The final 20 miles were about 30% highway (this time down hill most of the way) and 70% secondary roads with about 4 miles of stop and go, traffic light to traffic light driving. We decided to make one last stop at an appropriate destination which happened to be along the way. We stopped at the Thomas Edison National Historic Park in West Orange. What would be more appropriate for an electric car challenge anyway?
After the quick stop we headed back to Nauna’s and finished the day driving exactly 80 miles. The ActiveE won the range challenge by 6 miles. Here are the final statistics:
2011 BMW ActiveE
Remaining SOC: 27%
Estimated miles remaining: 22
Trip efficiency: 4.1 miles per kWh
Total miles: 102
2014 BMW i3
Remaining SOC: 20%
Estimated miles remaining: 16
Trip efficiency: 5.4 miles per kWh
Total miles: 96
So, adding the mileage driven to the remaining mileage, the i3 ended up with 96 miles of range and the ActiveE with 102. The i3 actually came very close to predicting the actual range and was only off by 2 miles since it predicted 98 miles of range when it was fully charged that morning. My ActiveE actually beat its range prediction by 16 miles, but that is because my regular driving route is mostly highway, so the car has learned to predict the range based primarily on high speed highway driving.

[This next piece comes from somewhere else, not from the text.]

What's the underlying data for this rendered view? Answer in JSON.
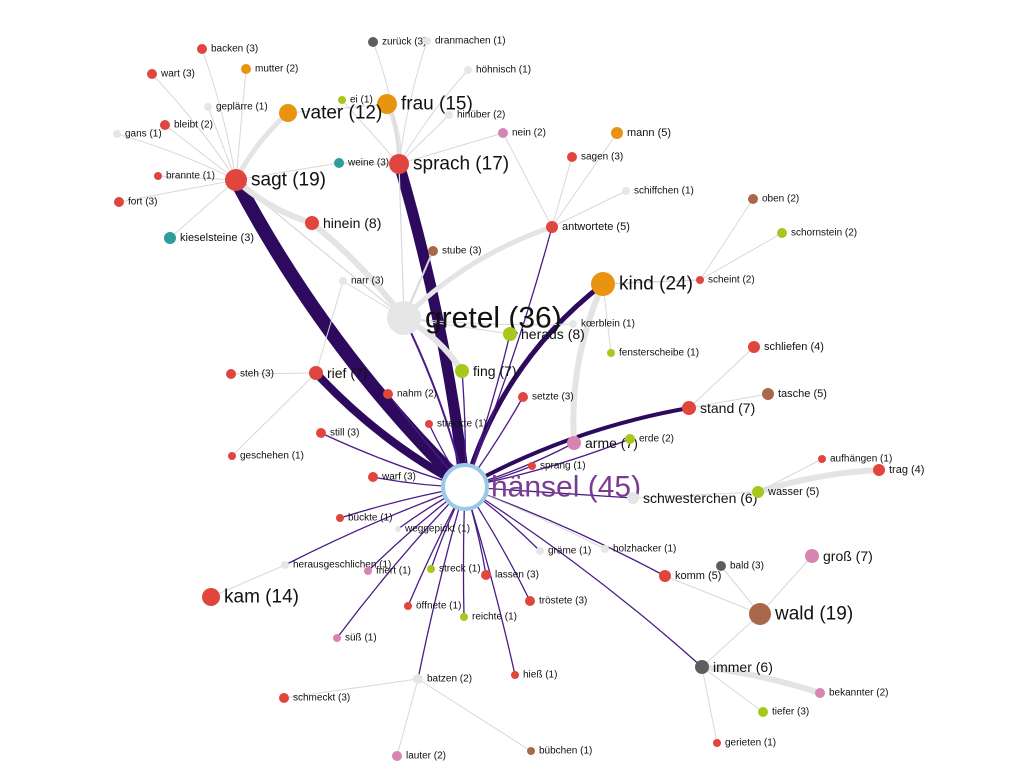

All in all, the i3 fared about as well as I expected. It is an incredibly efficient electric vehicle and is in fact now the most efficient car sold in America. However the ActiveE has a battery that is nearly 50% larger (21.6kWh’s to 32 kWh’s) than the i3’s battery and, in the end, battery size beat efficiency. If the i3 had just a couple more kWh’s, I’d be writing a different ending.
BMW has been billing the i3 as its “Megacity” car. That was even the codename during development and they weren’t kidding. It is much better suited to live its life on congested city streets than it is roaming the high speed highways of the US and the Autobahns of its homeland. I would speculate the i3 will only go about 70 miles if driven all highway, and that’s at the 65 mph speed limit. If you were to increase that to 70 or 75 miles, then the range will likely drop to 60 to 65 miles. However, if you were to drive on secondary roads at around 35 to 40mph, I suspect 100 to 110 miles would be easily attainable in moderate temperatures when you don’t need the air conditioning or heater much.
So, if I were rating the range of the all electric BMW i3, I’d say 60 to 110 miles, conditions provided.
One last no-so-small detail. The i3 we used is brand new, while my ActiveE is 28 months old and has 20,100 miles on it. Based on my recorded data, I believe its battery has lost between 8% and 9% capacity. If you factor that in, it’s clear that while my two-year-old ActiveE has slightly better range than a new i3, it had a substantially better range when it was new. Probably about 15% more, which actually coincides with the EPA range ratings for both vehicles.